The Department of Homeland Security (DHS) on Nov. 30 issued a warning about a “heightened threat environment” ahead of the holiday season in the United States.
“Our homeland continues to face a heightened threat environment—as we have seen, tragically, in recent acts of targeted violence—and is driven by violent extremists seeking to further a political or social goal or act on a grievance,” DHS Secretary Alejandro Mayorkas said in a statement.
Faith-based institutions, government buildings, U.S. infrastructure, schools, and public gatherings could be targeted by groups of people or lone actors who might have “a range of ideological beliefs” and “personal grievances” in the coming weeks and months, the DHS’s National Terrorism Advisory System stated in a Nov. 30 bulletin.
The bulletin is the seventh of its kind since January 2021 after President Joe Biden took over, and it’s set to run through May 24, 2023.
The bulletin made reference to the Nov. 19 mass shooting targeting a gay bar in Colorado Springs, Colorado. Officials haven’t established a motive in the shooting, and the suspect, 22-year-old Anderson Aldrich, later identified himself as “nonbinary” and used “they/them pronouns,” according to lawyers.
“Perceptions of government overreach continue to drive individuals to attempt to commit violence targeting government officials and law enforcement officers. Some domestic violent extremists have expressed grievances based on perceptions that the government is overstepping its Constitutional authorities or failing to perform its duties,” the DHS added.
Other Alleged Threats
Other threats, the DHS stated, could be linked to Islamist terrorism. ISIS leader Abu al-Hassan al-Hashimi al-Qurayshi was recently killed in a battle in Syria, the terrorist group reportedly confirmed, marking the second ISIS leader to die in 2022.
“Recent incidents have highlighted the enduring threat to faith-based communities, including the Jewish community. In early November 2022, an individual in New Jersey was arrested for sharing a manifesto online that threatened attacks on synagogues,” the DHS bulletin stated. “The individual admitted to writing the document, in which he claimed to be motivated by … (ISIS) and hatred towards Jewish people.”
A view of the home of U.S. House Speaker Nancy Pelosi where her husband, Paul Pelosi, was violently assaulted after a break-in at their house, according to a statement from her office, in San Francisco, Calif., on Oct. 28, 2022. (Carlos Barria/Reuters)
The bulletin also noted the alleged attack targeting outgoing House Speaker Nancy Pelosi’s (D-Calif.) husband, Paul, in late October. Court papers filed by local and federal prosecutors say the suspect, David DePape, 42, broke into their San Francisco home, made threatening statements, and later attacked Pelosi with a hammer.

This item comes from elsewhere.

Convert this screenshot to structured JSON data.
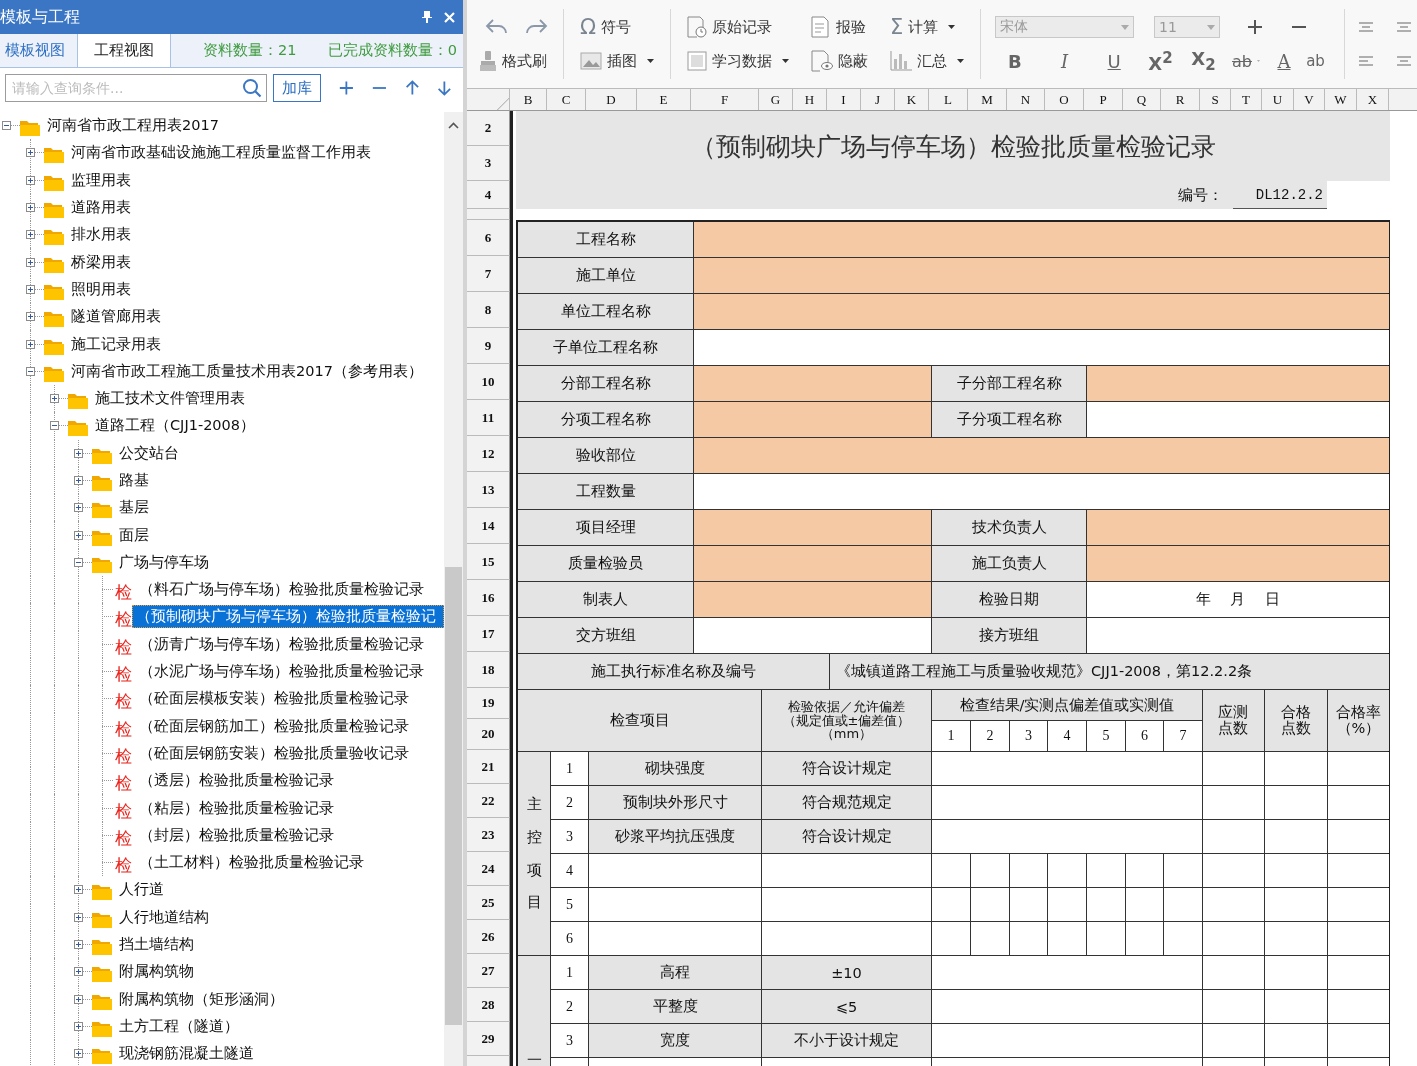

“While violence surrounding the November midterm elections was isolated, we remain vigilant that heightened political tensions in the country could contribute to individuals mobilizing to violence based on personalized grievances. Over the past few months we observed general calls for violence targeting elected officials, candidates, and ballot drop box locations,” the DHS stated.
“In October 2022 in San Francisco, California, an individual allegedly broke into the home of a Member of Congress and attacked their spouse with a hammer.”
DePape, according to DHS, was “allegedly inspired by partisan grievances and conspiracy theories.” However, people who know DePape have called the incident into question, said that he previously held progressive viewpoints, and said he wasn’t violent.
NBC News also retracted a report on Nov. 4 in which journalist Miguel Almaguer cited sources who gave conflicting information about the attack. No explanation was given by the network, and NBC hasn’t responded to several requests for comment.
In the retracted report, Almaguer wrote that Paul Pelosi had opened the door when police arrived, and he then went back toward DePape. Court papers state that when police arrived, they saw Pelosi and DePape struggling over a hammer before DePape struck the elderly man in the head.
“Potential changes in border security enforcement policy, an increase in noncitizens attempting to enter the U.S., or other immigration-related developments may heighten these calls for violence,” the DHS stated, likely referring to the agency’s move to drop the Title 42 border enforcement policy.
DHS is the agency that oversees Customs and Border Protection and U.S. Immigration and Customs Enforcement.